Like that they don't appreciate the gravity of the problem, for example.

These are dangerous grounds to discuss, but I don't think it's racist (colloquially) at all. If gorillas were like yetis and covered in white fur and it started labeling anglos as gorillas, it's not racist either. Racism (colloquially) comes from bad people's intentions. Who would've thought that a creature that is very similar to us humans and has a color that matches some humans would accidentally classify something poorly.

What would be racist from this outcome is if it kept doing this and no one did anything. Clearly it hurts people's feelings and that is a very valid issue. Googles option to just nuke it is a great start until they can hammer out the kinks.

Racism (colloquially) comes from bad people's intentions.

Racism can also be measured by its effect, regardless of intent.

What would be racist from this outcome is if it kept doing this and no one did anything.

After 8 years, that's seems to be precisely what's happening.

Isn't the point of the article that it just refuses to recognize gorillas outright? That prevents exactly what you're talking about. And I made that point in my post. It is hurtful so Google prevent google photos from classifying anything as a Gorilla is a good bandaid. Some things are just too risky to solve for little gain.
Racism isn't an objective order existing in the universe separate from us. It's part of human experience and exists where humans experience it.

Given the recent history of equating black people with non-human primates, and using that to deny them rights & full participation in society, making this error is going to be experienced as racist. It's not a matter of individual malice or taxonomic classification, but of history and social relations.

I think we can all agree that the classifier is horribly broken.

But it seems like if nobody is working on this, how will we ever fix this gaping hole in image classifiers? And don't we want to fix it? And to fix it, research will continue to get it wrong until they get it less wrong and more right, but can only iterate without a massive backlash. It seems like being stuck between a rock and a hard place.

I am rhetorically asking, wouldn't we have to allow researchers to iterate on this problem to fix it? That simply won't happen until we are able to allow them leeway understanding that this is an incrementally improving model. Otherwise what we have is just a sledgehammer solution (just banning all primate classifications) which actually never addressed the problem, that these models do have a race-based bias (probably in their input datasets.)

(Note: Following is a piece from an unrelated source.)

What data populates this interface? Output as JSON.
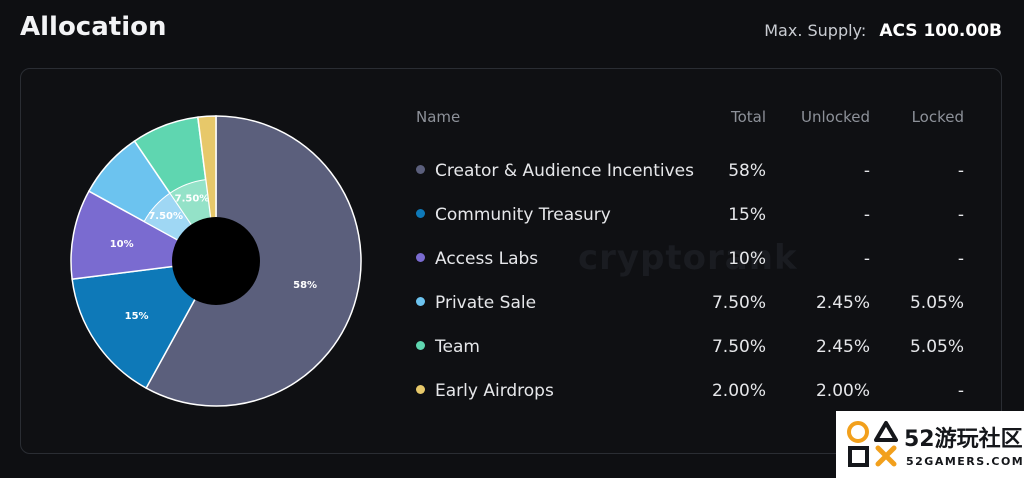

I'm simply answering the question of how it is racist, not currently trying to tackle the appropriateness of fixing the racism or the technical hurdles involved in that. It's outside my expertise and not particularly relevant to the comment I was responding to.
I suppose this could be an example of Popper’s third world.
Because racism is about harm, not an estimation of a thing's motivations and prejudices -- which it's why it's still racist even if you didn't mean it or didn't know. It doesn't actually require a mind at all. Anything that confers, amplifies, or perpetuates harmful stereotypes or negative associations with people of a specific race is racist.

The thing you're calling racism is actually hate speech as it's typically defined in law.